The Observable definition provides the criticality, classification and metadata attributes associated with the observable. As stated in Example #1, this information is defined once for all instances of the particular observable. For systems that are continuously exchanging primarily instances of malware or threat intelligence that is occurring on newly observed IPs or Domains then this information does not need to be re-shared.

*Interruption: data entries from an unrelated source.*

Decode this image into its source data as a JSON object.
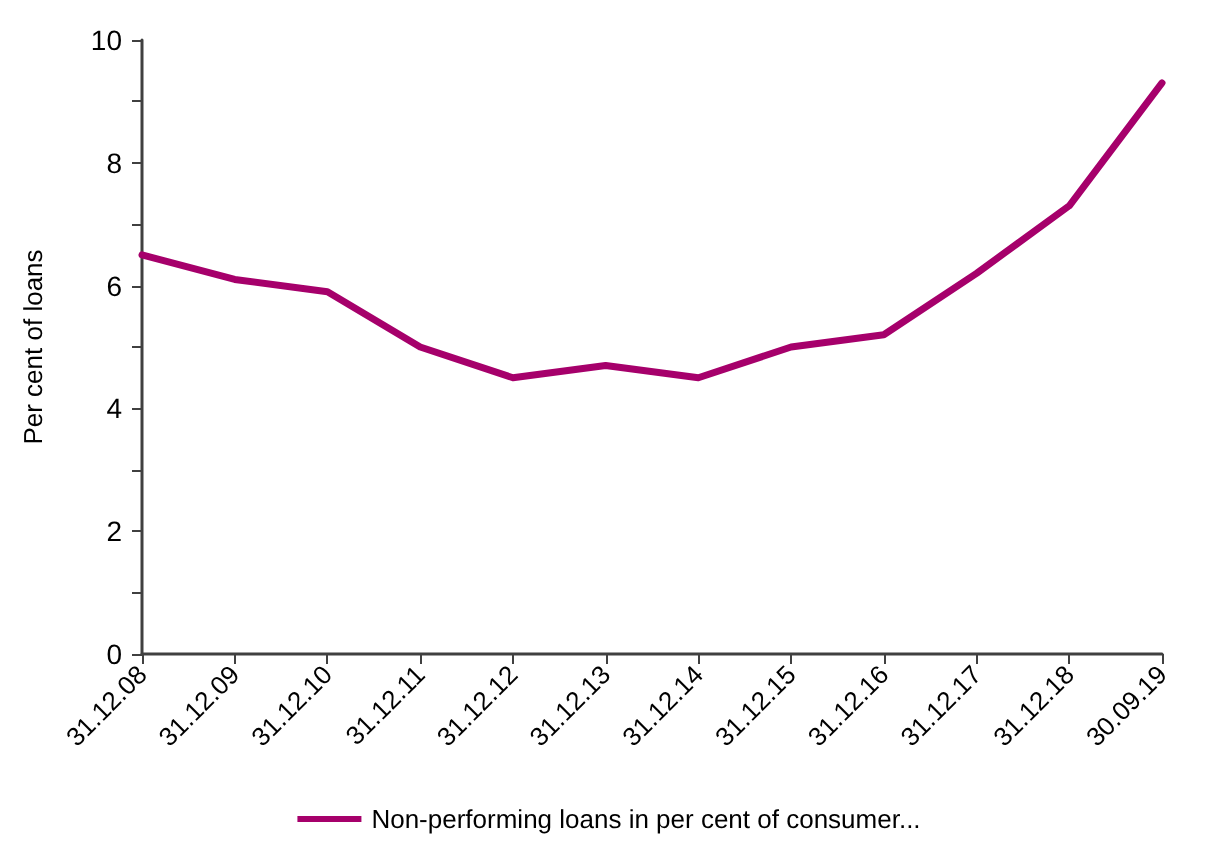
{
  "chart_data": {
    "type": "line",
    "ylabel": "Per cent of loans",
    "categories": [
      "31.12.08",
      "31.12.09",
      "31.12.10",
      "31.12.11",
      "31.12.12",
      "31.12.13",
      "31.12.14",
      "31.12.15",
      "31.12.16",
      "31.12.17",
      "31.12.18",
      "30.09.19"
    ],
    "series": [
      {
        "name": "Non-performing loans in per cent of consumer...",
        "color": "#a6006b",
        "values": [
          6.5,
          6.1,
          5.9,
          5.0,
          4.5,
          4.7,
          4.5,
          5.0,
          5.2,
          6.2,
          7.3,
          9.3
        ]
      }
    ],
    "ylim": [
      0,
      10
    ],
    "yticks": [
      0,
      {
        "value": 1,
        "label": null
      },
      2,
      {
        "value": 3,
        "label": null
      },
      4,
      {
        "value": 5,
        "label": null
      },
      6,
      {
        "value": 7,
        "label": null
      },
      8,
      {
        "value": 9,
        "label": null
      },
      10
    ],
    "grid": false,
    "legend": "bottom",
    "marker": "none",
    "line_style": "solid"
  }
}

"observable_dictionary_c_array": [
{
"observable_id_s": "FireEye Malware Object Trojan.Sinowal",
 	"criticality_i": 50
  	"description_s": "An action on the network has triggered a FireEye alert.",
  	"classification_c_array": [
    	{
          "score_i": 50,
          "classification_id_s": "Actions"
    	},
    	{
          "score_i": 50,
          "classification_id_s": "Malware"
	    }
  	],
  	"attribute_c_map": {
        "dst_ip_ipv4_s": "246.85.89.190",
        "alert_severity_s": "majr",
        "application_name_s": "Trojan.Sinowal",
        "src_vlan_s": "0",
        "alert_url_s": "https://10.2.232.117/event_stream/events_for_bot?ma_id=6&lms_iden=00:25:90:4D:B0:1A",
        "malware_type_s": "exe",
        "executed_at_t": 1413152755,
        "alert_action_s": "notified",
        "hash_md5_h": "c2a00731d94851ad7e25d358a55320c8",
        "src_ip_ipv4_s": "242.183.213.185"
  	},
}

Step #3: Observable association

The observable association can associate the IP, Domain and Application Hash identifiers to the observable definitions. The example below shows 2 IP address that have been associated with the Trojan Sinowal and one malware hash identified by the MD5. It should be noted that if multiple observables were associated in the same report for the same IP, Domain or Hash then this observable map structure would be extended to include those additional observables rather than having to send additional events.

  "element_observable_c_array": [
	{
      "subject_ipv4_s": "242.183.213.185"
      "threat_observable_c_map": {
    	"FireEye Malware Object Trojan.Sinowal": {
          "occurred_at_t": 1413152755,
          "last_updated_t": 1446147441
    	}
  	},
	},
	{
      "subject_ipv4_s": "246.85.89.190"
  	"threat_observable_c_map": {
    	"FireEye Malware Object Trojan.Sinowal": {
          "occurred_at_t": 1413152755,
          "last_updated_t": 1446147441
    	}
  	},
	},
	{
      "subject_md5_h": "c2a00731d94851ad7e25d358a55320c8",
  	"threat_observable_c_map": {
    	"FireEye Malware Object Trojan.Sinowal": {
          "occurred_at_t": 1413152755,
          "last_updated_t": 1446147441
    	}
  	}
	}
  ]

In Summary

This blog has shown how to map FireEye events to OpenTPX for the ingestion of those events as Threat Intelligence into other systems.

One of the key aspects of mapping FireEye events to Threat Intelligence was to associate the events with Threat Intelligence classification and meta-attributes so that it's easier to correlate events to scoring systems consuming those events. This will hopefully show how threat analysis can then be improved by leveraging incoming FireEye events that have been categorized and scored.

We hope that you see how easy it is to use OpenTPX for real-time events into Threat Intelligence.


1 FireEye is a registered trademark of FireEye,Inc.